Il y a pour les peintres Scandinaves une autre source qui leur est devenue riche et féconde : c’est le charme original de la nature du Nord. Nulle part le ciel et la terre n’offrent de plus saisissantes beautés, soit que l’été, rapide, mais chaud et brillant, verse sans l’interruption des nuits les flots d’une lumière continue, ou que les aurores boréales et la lueur magique de la neige et des glaciers tempèrent l’obscurité des hivers, soit que les hautes cimes, les grands lacs silencieux et déserts, les fiords resserrés entre les rochers à pic, les chutes majestueuses, la perpétuelle et sombre verdure des bois de sapins ou les forêts de bouleaux, dont, au premier souffle de l’automne, chaque feuille devient dorée ou empourprée comme une fleur, étalent aux regards de ravissans spectacles. Le sentiment de ces beautés est familier aux populations du Nord : nulle part les fleurs et le sol natal ne sont plus aimés.
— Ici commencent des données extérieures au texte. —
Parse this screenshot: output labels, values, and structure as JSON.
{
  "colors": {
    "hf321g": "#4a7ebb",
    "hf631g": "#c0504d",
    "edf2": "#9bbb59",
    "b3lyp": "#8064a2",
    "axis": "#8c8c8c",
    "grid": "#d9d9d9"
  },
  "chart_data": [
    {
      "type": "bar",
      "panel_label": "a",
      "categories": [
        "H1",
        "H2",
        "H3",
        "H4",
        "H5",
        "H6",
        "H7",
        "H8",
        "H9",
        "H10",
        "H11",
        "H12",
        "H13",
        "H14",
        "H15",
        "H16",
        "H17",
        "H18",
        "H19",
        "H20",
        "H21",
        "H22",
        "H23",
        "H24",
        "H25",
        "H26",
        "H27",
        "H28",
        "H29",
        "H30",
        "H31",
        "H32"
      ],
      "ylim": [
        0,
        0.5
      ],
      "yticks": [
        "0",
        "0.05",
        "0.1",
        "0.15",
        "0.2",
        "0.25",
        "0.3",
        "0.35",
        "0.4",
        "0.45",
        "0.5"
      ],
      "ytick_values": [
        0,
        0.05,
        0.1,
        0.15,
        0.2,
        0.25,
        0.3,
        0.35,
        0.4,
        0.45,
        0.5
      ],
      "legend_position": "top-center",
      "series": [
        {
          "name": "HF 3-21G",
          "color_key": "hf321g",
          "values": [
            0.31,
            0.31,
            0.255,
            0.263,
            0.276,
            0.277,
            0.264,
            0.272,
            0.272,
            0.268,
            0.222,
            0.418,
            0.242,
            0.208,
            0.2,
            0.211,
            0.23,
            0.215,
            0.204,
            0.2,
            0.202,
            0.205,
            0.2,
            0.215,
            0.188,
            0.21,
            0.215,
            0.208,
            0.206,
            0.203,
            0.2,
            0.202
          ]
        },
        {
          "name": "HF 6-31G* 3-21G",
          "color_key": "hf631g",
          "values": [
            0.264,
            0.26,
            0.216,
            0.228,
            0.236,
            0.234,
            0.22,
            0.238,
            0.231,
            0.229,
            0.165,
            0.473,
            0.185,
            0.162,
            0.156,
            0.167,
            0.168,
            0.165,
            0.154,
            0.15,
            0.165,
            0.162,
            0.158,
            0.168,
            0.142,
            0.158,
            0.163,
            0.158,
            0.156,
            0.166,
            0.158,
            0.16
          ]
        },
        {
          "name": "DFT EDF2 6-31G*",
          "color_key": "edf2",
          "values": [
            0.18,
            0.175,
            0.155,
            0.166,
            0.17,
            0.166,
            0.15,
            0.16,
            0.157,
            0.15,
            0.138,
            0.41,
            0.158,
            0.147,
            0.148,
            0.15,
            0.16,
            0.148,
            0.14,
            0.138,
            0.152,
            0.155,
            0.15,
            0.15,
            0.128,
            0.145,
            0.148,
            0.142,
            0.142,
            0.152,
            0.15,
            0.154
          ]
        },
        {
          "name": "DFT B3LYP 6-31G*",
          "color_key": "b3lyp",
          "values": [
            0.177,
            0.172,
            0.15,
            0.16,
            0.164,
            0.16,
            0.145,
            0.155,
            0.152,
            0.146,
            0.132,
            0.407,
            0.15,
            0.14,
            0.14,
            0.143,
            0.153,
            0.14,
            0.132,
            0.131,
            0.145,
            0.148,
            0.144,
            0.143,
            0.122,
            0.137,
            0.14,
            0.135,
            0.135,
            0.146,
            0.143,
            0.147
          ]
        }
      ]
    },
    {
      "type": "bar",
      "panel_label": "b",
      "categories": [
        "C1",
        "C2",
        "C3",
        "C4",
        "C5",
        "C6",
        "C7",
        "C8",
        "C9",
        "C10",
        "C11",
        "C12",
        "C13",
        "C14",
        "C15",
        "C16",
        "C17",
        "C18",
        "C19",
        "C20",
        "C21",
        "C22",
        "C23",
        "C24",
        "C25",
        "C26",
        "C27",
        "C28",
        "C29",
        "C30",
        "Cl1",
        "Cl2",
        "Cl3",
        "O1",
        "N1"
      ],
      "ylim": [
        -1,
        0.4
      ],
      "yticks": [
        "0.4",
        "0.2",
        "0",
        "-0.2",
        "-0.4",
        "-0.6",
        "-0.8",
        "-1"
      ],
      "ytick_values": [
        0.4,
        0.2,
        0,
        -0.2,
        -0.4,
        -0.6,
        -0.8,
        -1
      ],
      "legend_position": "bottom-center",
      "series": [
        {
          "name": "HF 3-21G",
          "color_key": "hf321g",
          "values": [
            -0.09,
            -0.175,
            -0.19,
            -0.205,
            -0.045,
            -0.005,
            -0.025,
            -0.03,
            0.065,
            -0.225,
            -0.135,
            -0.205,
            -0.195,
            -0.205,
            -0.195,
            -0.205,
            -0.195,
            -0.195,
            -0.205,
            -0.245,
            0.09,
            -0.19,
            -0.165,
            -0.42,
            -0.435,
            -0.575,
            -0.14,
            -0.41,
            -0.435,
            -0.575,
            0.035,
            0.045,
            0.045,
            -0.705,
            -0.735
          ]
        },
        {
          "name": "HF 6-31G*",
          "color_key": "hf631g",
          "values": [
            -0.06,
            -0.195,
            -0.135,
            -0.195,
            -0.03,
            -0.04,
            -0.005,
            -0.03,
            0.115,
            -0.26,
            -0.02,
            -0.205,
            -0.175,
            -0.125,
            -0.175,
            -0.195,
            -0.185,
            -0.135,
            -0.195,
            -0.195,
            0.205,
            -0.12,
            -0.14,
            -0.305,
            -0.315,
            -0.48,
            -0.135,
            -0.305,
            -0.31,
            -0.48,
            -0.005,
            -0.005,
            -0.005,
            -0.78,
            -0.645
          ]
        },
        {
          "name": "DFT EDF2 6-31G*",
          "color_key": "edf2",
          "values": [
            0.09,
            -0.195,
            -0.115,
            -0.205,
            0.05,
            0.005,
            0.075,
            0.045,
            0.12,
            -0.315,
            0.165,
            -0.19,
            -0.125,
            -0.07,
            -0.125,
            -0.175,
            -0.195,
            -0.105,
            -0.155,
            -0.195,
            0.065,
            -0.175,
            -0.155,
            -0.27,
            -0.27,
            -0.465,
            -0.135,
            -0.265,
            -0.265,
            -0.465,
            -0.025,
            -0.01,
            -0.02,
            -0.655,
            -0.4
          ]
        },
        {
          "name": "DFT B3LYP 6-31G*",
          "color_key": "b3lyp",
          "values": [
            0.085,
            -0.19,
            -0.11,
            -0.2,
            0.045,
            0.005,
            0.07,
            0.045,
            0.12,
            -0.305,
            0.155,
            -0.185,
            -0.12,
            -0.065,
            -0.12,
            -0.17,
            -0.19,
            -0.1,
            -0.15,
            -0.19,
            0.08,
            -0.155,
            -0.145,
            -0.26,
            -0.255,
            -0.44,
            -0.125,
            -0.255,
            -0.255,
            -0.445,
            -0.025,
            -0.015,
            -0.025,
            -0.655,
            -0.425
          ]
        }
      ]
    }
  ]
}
À vrai dire, peu d’étrangers encore vont à la découverte dans ces vastes et lointaines régions ; à mesure cependant que les communications se font plus rapides, Anglais et Français s’y aventurent, en reviennent charmés, et publient des récits accompagnés de dessins, qui répandront chez nous la connaissance d’une splendide nature à peine soupçonnée, et seront un commentaire des belles peintures de l’école norvégienne. — M. Gude est le chef des paysagistes de cette école, et M. Tidemand celui de ses peintres de genre.

  1. Voyez l’élégante reproduction faite d’après les cartons de M. Tidemand à l’aide de la lithographie polychrome par M. Sonderland et publiée à Dusseldorf en 1851, avec un texte norvégien-allemand pour chacun des dix épisodes.